Chi ha paura del Gay Pride?
Articolo del 3 marzo 2013 di Roberto Puglisi pubblicato su livesicilia.it
Coro di proteste contro il patrocinio della Regione al Gay Pride. Critiche di molti lettori di Livesicilia contro un sostegno giudicato eccessivo. L’indignazione è forte. Ma completamente sbagliata.
Leggendo i commenti a corredo dell’articolo in cui diamo notizia del patrocinio della Regione al Gay Pride, si viene colti da una sensazione surreale. Come un viaggio nella macchina dei tempi o dei luoghi.
Leggi, rileggi e ti sembra di essere improvvisamente catapultato in un paese islamico o in un Occidente pre-rivoluzionario, tanta è la quantità di rifiuto che emerge. Naturalmente siamo contemporanei, latori di un contemporaneo razzismo in maschera. L’eterosessuale doc parte col giro largo (“ho amici omosessuali e li rispetto”), poi scende in picchiata accusando l’inquilino di Palazzo d’Orleans di sprechi e adombrando una sorta di conflitto di interessi, visto che il presidente Crocetta è un gay dichiarato che non si inginocchia all’altare del senso di colpa.
Anzi, dà tranquillamente alla sua inclinazione contorni allegri, quando non li lascia intravvedere boccacceschi. Un omosex santo patrono degli omosex. Coro di sfondo delle brave persone di Chiesa: ha bestemmiato!
Mettiamo il fenomeno a fuoco. A chi scrive non piace la forma soggettiva del Gay Pride. Tuttavia non si può negare alla manifestazione il ruolo oggettivo di sentinella di diritti a parole non conculcati, nella prassi sfregiati dalla convivenza quotidiana. Preferirei un corteo di uomini e donne, senza aggettivi.
Un serpentone sobrio, composto, per rivendicare presso le teste ostinate la normalità della diversità. Se sei un omosessuale adulto non hai bisogno di travestirti da tacchino per urlare in faccia al mondo il tuo stato, dimostrando un apprensivo retroterra di fragilità, uniformando il codice della protesta fino al totalitarismo cromatico e gestuale.
Vorrei una marcia di esseri umani, ognuno vestito come gli pare.

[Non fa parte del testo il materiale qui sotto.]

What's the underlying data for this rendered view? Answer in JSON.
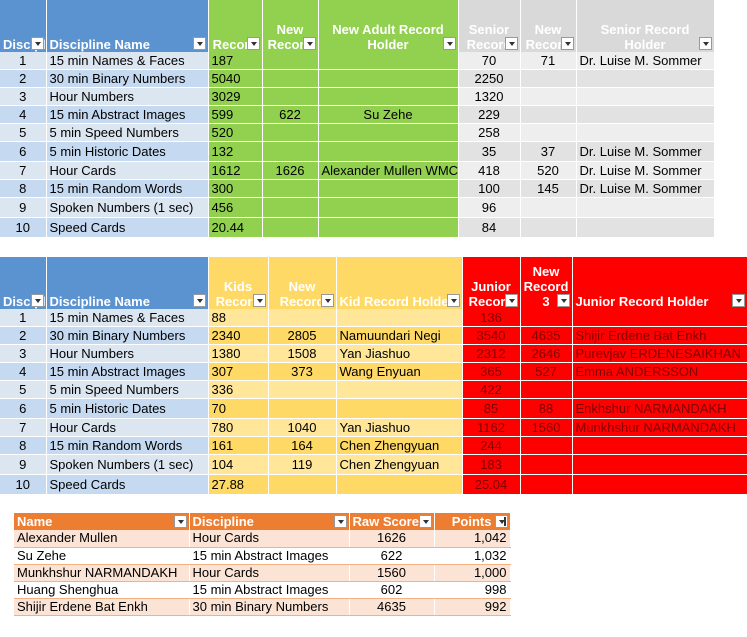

Dopo gli slogan, finisce lo sventolio degli striscioni, ricomincia il lunedì della prossima settimana. Ed è lì che si combatte la battaglia di chi non vuole sentirsi soffocato per la declinazione del proprio bagaglio amoroso e sessuale.
La coreografia è discutibile. Ha ragione chi rimprovera agli organizzatori un’eccessiva politicizzazione dell’evento. Indiscutibile è il senso vero del Gay Pride: la rinascita della memoria e della speranza, contro gli ostacoli ancora nascosti sotto la bonomia del vicino di casa, del compare di studio, del compagno di scrivania.
Torniamo alle critiche di molti commentatori. Che senso ha affermare che ‘la Regione dovrebbe essere imparziale, cioè laica, e non lo è nella presente occasione?’. La laicità è il caposaldo dei diritti di tutti. L’obiezione appare infondata. Appresso, insorge una sorta di protesta automatica.
Perché si aiutano i gay e non i disoccupati, le coppie etero a spasso, i cani mutilati e i gatti abbandonati? E’ il grillismo sotterraneo di chi vede caste protette e congiure a ogni angolo. Ribaltando la strumentalizzazione, la domanda risorge immediata: perché negare spazi e sostegno a una causa meritoria? Perché non fare nulla, con la scusa che prima non si è fatto nulla?
A noi il patrocinio concesso Gay Pride pare cosa buona, laica e giusta. Ma siamo consapevoli di vivere l’età primitiva di un nuovo mondo rovesciato. Che chiama il bene male. E trova conforto nell’offesa gratuita.